His father took the boy by the arm as they climbed off the crowded bus.
They
entered a small restaurant,
La Papa
. It specialized in large stuffed potatoes. The two potatoes cost more than they could scarcely afford, but his father told him many times that
this was the food of their ancestors. It was virtually a religious experience for the boy. It
was wonderful, even this early in the morning. It was filled with meat and cheese. Rubio
had never tasted anything so good. His father told him that Pizzaro had described the potato in his journals.
The Gods had given the potato to the Incas and now his father had
given it to Rubio. Life was good for Rubio.
They walked the city together for several hours to stay warm. The city could get
very cold at night and Rubio and his father weren’t used to the chill. The rally wouldn’t
start for hours yet. Gustavo stopped across from the Tequendama Hotel.
“Look Rubio!
Watch your enemy and understand him.
We read Sun Tzu Wu
many evenings. You must not forget him. He was a very wise man.”
“Yes, Papa!” Young Rubio read
The Art of War
as other children were read fairy
tales.
He also read Voltaire, and Cervantes, and Goethe, and the Greeks.
The boy memorized every word of
Art of War
written by Sun Tzu Wu in 500 B.C.
“If you know the enemy and know yourself, you need not fear
the result of a hundred battles. If you know yourself but not the
enemy, for every victory gained you will also suffer a defeat. If
you know neither the enemy nor yourself, you will succumb in
every battle.”
Rubio never forgot these lessons or any lessons he learned from his father especially that all war was based on deception. They sat on a railing and watched wealthy
businessmen in expensive suits and white shirts come streaming out.
They had gold
watches on their hands that glinted in the morning sun. They all carried expensive leather attachés. These were the Americans, Germans, Chinese and Japanese.
Some had
open shirts with gold chains around their necks. They were probably the Mexicans, the
Norte Americanos reviled by the poor in South America—no better than the Yankees.
They were all soft, fat and sweating. They all looked the same even though they dressed
differently. They were the enemy.
His father pointed across the plaza. Rubio could see dozens of street boys lurking
in the shadows of the buildings watching their prey leaving their sanctuary.
He pointed
again back to the hotel.
Rubio could see the armed guards watching over the entrances
and chasing away the street boys who got too close.

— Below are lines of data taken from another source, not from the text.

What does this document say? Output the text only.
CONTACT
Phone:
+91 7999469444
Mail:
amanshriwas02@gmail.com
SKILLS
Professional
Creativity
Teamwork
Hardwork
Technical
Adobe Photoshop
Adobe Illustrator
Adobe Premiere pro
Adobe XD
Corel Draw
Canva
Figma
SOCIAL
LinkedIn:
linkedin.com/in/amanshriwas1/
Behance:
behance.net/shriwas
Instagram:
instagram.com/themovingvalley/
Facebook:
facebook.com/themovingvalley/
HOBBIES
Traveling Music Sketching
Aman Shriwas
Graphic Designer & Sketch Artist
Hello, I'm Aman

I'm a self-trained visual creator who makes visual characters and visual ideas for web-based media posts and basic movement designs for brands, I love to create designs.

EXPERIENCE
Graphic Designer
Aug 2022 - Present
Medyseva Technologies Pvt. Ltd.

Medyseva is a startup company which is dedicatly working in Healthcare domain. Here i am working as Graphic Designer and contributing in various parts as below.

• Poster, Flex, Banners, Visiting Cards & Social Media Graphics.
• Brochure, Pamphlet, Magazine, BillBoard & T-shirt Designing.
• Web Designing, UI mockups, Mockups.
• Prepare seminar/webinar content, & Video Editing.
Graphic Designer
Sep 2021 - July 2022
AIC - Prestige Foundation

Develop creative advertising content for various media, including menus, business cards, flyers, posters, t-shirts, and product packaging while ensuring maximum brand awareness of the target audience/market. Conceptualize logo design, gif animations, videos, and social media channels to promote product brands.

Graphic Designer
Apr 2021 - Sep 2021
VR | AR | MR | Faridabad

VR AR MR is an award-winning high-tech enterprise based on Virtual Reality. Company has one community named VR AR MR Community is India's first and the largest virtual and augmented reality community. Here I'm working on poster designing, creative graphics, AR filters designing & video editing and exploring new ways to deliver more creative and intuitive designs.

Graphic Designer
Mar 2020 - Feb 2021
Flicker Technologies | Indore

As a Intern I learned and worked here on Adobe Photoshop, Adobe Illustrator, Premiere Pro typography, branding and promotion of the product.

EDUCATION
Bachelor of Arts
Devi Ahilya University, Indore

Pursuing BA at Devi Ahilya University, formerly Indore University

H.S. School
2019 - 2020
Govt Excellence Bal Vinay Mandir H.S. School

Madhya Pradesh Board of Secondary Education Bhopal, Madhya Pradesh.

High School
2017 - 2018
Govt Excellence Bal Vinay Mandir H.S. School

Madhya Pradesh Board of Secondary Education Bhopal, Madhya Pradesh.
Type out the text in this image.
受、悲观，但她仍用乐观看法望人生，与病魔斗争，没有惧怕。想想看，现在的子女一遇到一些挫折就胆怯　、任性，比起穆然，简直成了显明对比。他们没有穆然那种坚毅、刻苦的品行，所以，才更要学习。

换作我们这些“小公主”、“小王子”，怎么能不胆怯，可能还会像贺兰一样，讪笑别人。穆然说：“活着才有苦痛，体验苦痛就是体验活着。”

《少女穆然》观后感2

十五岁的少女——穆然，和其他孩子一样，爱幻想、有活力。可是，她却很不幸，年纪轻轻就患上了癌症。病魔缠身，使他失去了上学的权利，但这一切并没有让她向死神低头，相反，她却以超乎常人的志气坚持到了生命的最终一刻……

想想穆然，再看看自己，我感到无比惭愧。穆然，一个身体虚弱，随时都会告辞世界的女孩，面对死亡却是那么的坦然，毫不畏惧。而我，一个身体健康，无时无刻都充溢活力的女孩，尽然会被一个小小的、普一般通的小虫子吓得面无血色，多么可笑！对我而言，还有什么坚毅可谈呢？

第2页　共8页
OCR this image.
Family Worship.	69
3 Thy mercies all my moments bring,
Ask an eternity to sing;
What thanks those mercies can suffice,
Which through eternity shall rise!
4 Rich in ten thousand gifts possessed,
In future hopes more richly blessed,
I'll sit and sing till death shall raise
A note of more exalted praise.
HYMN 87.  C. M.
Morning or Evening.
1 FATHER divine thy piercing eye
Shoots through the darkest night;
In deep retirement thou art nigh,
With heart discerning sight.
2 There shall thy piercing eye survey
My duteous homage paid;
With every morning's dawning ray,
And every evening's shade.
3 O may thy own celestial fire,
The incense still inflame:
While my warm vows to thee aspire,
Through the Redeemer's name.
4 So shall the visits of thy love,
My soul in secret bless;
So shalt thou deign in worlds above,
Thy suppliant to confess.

These were things Rubio had not
seen before.
It was all interesting.
Cartagena was a dangerous place, but it was nothing
like this.
The wealth in Bogotá was flaunted.
Every now and then a few men would
come out dressed like the locals. They wore suits, but they were simple suits. They
flashed no jewelry.
They wore no watches.
There was no bulge in their back pocket
where a wallet might be. If they carried anything, it was bundled together.
“And these, they are the experienced ones. They understand this city. They are to
be watched even closer because they are more dangerous. Many are CIA.”
“Yes, Papá.”
Rubio often tried to remember that wonderful morning with his father.
Like all
memories, it was hollow. He would never feel that safe and happy again.